Can Resiliency Mediate Depression Related to Hidradenitis Suppurativa?
Hidradenitis Suppurativa (HS) is known to be correlated with a lower health-related quality of life (HRQoL). Patients with the condition contend with painful nodules that can leave disfiguring scars, and can have difficulty with everyday tasks such as walking, sitting, and working. About half of patients with HS have a psychiatric comorbidity, most commonly depression.
A recent study examined whether resiliency, that is, the ability to successfully adapt to stress and adversity, might mediate or modify the correlation between depressive symptoms and HRQoL for patients with HS. Authors used an online tool that incorporated questions from four validated survey instruments to characterize the resilience levels, depression levels, and HRQoL for HS patients. The study was conducted in a US population of patients with HS and a corresponding Dutch population. The final sample for the study, from both sites, was over 150 participants.
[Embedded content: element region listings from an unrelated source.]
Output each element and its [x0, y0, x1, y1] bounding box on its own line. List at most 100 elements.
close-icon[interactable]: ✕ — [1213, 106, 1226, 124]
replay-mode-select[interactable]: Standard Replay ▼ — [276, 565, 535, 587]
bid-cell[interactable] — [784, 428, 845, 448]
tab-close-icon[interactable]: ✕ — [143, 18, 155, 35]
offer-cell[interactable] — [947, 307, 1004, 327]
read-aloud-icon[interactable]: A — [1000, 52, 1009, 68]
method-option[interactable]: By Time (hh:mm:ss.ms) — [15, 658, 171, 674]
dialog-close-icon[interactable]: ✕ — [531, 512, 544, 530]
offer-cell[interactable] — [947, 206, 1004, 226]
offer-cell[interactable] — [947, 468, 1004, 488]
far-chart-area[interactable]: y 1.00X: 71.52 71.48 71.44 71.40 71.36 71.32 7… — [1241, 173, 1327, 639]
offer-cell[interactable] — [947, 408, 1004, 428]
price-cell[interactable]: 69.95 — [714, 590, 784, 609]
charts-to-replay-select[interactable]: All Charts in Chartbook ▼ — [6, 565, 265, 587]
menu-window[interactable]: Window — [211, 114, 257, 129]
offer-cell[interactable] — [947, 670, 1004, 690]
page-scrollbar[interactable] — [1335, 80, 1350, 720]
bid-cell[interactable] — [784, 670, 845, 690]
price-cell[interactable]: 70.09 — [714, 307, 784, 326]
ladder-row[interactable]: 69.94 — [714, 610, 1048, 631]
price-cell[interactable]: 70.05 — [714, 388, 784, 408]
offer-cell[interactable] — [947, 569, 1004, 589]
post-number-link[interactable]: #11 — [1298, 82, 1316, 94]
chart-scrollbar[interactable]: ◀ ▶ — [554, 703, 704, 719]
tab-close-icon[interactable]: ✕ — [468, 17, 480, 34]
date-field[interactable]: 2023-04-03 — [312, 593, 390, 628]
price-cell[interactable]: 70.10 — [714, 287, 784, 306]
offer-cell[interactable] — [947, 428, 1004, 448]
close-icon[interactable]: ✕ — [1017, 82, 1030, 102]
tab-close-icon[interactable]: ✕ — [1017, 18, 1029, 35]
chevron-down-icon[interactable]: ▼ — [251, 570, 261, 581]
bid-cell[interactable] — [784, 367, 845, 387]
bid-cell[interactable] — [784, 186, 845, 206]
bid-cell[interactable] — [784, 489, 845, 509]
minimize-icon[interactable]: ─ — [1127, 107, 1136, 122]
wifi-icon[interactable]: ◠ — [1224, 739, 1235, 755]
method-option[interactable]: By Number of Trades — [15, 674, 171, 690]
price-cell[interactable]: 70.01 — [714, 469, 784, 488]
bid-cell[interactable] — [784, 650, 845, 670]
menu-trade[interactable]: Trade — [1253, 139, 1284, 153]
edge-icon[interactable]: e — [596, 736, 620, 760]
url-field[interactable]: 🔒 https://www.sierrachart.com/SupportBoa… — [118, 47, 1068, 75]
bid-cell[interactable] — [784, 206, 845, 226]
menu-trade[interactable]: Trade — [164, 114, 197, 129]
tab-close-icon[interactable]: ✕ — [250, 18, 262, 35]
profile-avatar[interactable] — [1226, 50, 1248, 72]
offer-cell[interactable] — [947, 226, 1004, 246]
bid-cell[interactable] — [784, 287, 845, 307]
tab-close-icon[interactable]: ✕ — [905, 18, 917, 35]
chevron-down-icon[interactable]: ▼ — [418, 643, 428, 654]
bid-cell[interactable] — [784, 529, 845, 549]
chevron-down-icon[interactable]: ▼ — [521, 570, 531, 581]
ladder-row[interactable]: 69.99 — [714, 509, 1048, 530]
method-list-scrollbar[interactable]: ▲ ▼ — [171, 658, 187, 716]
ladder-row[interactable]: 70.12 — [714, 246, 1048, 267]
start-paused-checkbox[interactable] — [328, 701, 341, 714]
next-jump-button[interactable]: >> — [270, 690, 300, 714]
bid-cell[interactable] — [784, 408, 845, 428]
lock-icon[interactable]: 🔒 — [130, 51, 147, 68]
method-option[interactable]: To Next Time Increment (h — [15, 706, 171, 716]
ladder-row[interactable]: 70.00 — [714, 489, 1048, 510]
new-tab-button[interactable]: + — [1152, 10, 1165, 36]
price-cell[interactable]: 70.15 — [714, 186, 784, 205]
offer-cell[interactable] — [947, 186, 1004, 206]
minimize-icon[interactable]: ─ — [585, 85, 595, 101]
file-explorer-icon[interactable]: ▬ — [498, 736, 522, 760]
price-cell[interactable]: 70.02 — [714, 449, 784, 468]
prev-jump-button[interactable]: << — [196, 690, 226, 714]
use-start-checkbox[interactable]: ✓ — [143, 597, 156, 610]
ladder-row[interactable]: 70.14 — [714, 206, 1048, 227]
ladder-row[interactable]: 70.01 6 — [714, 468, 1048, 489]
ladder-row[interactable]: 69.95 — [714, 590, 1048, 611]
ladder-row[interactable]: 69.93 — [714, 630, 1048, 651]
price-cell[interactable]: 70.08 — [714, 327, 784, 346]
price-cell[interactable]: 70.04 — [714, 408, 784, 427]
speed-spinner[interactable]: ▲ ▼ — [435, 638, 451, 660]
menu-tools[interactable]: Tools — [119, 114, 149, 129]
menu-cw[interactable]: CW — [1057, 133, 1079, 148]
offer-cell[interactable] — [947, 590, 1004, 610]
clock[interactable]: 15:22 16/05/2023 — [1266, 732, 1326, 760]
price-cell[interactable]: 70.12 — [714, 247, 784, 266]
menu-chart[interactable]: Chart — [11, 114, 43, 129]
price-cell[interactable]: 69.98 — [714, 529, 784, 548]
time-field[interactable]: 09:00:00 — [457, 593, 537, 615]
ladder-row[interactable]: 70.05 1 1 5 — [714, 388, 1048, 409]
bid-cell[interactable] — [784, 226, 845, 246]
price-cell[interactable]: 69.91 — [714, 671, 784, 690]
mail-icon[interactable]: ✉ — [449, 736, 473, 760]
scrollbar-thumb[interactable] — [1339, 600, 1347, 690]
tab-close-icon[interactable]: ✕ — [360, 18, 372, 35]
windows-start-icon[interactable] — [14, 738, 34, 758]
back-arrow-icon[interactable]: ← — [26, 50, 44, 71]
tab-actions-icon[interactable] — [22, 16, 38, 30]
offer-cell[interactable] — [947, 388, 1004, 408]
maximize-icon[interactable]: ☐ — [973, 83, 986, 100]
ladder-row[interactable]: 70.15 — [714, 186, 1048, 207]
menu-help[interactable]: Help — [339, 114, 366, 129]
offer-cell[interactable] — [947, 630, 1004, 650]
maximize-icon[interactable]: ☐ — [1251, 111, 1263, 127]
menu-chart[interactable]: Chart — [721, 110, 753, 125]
The results showed that depression is a common comorbidity among HS patients, and the hypothesis that resilience moderates depression in HS was supported. Participants with higher resilience scores experienced a smaller decrease in HRQoL as their depressive symptoms increased.
The authors note that an important point is that resiliency can be learned. Patients with HS are often prescribed adjuvant therapies that may include many different psychosocial supports. They suggest that resilience training could be incorporated as one of those supports. The authors conclude that because resilience can be learned, resilience training represents an area for researchers to investigate new options for mitigating the burdens of HS.